Se calló de pronto y su mirada pareció perderse. Se ausentó totalmente y permaneció mudo. Emanaba de él una sensación de soledad intensa, de quien está solo consigo, dentro de sí. Empezó a caminar hacia arriba, al mundo de los coyotes y las alimañas. Marchaba pausadamente. Parecía que el cansancio había desaparecido, y la hinchazón de las piernas ya no le pesaba. Ya no existía nada para él sino una meta allá en lo alto. Solo y finalmente llegando a su propio encuentro. Sentía como si alguien —él mismo— lo estuviera esperando allá, para recibirlo y decirle: ¡bienvenido, por fin llegaste!

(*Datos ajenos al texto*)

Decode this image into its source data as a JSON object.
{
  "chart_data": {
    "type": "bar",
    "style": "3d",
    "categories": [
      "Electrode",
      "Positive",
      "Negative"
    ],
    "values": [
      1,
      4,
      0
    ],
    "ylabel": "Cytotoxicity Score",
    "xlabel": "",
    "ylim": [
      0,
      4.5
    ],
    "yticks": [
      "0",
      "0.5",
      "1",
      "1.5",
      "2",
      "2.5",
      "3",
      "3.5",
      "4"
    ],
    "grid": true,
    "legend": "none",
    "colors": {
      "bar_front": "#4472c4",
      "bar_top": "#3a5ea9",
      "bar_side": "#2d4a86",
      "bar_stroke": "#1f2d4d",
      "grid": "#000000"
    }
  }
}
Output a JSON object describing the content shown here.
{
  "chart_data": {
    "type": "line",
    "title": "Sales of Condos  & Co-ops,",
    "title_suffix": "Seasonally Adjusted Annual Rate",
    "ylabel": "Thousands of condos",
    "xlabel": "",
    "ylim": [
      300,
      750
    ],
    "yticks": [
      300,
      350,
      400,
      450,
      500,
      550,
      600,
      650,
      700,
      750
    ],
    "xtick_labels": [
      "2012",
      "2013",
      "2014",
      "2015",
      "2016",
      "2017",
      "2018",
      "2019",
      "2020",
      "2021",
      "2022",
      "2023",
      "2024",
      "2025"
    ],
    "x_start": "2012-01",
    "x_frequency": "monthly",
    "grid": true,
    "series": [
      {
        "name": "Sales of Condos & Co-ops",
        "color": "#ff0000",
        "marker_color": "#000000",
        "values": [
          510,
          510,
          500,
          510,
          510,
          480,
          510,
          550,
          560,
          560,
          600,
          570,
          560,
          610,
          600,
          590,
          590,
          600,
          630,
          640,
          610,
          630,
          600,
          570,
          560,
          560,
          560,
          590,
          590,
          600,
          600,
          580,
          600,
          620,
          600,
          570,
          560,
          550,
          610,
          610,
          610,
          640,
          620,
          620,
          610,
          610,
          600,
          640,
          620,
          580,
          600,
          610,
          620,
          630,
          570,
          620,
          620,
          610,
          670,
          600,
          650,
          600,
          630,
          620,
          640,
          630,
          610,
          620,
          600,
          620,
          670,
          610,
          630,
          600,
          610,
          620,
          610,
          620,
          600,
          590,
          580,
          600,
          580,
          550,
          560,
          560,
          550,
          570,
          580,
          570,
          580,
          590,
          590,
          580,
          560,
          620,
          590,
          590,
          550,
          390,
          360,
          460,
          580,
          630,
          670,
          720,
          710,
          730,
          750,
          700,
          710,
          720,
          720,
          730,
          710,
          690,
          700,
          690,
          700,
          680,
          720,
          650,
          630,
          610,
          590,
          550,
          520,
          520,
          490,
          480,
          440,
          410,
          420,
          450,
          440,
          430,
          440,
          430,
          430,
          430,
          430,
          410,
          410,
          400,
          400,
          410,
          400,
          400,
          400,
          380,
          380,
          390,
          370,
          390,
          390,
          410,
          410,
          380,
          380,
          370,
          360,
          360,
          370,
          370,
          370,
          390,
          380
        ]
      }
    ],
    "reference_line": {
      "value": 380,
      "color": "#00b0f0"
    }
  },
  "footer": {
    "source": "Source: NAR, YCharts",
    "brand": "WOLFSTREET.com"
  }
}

El sol le daba de frente. Ampliaba su figura hasta hacerla irreconocible y extraña. Una alegría lo nutría paulatinamente. El cuerpo le pesaba cada vez menos, como si se levantara del suelo. La gente permanecía muda en la explanada, observaba asustada un fenómeno absurdo: no caminaba sobre el suelo; parecía haberse levantado y avanzaba por el aire a corta distancia de la tierra.

Molestaba la vista de quienes pretendían fijar su imagen. Ágil, seguro de su camino, iba al encuentro de su nuevo interior que aguardaba allá, a lo lejos; iba camino de convertirse en hombre puro, naturaleza, cosmos.

Sus ojos irradiaban una luz extraña; una alegría intensa que denotaba una capacidad enorme de amar, de adentrarse en el Universo y dejarlo penetrar sin miedo dentro de él. De diluirse totalmente volviendo al momento original.

El contorno de Alí se difundió hasta perderse en el panorama, confundido con la nube, con el sol. Carente ya de nitidez, desapareció, sueño y espíritu rumbo al infinito.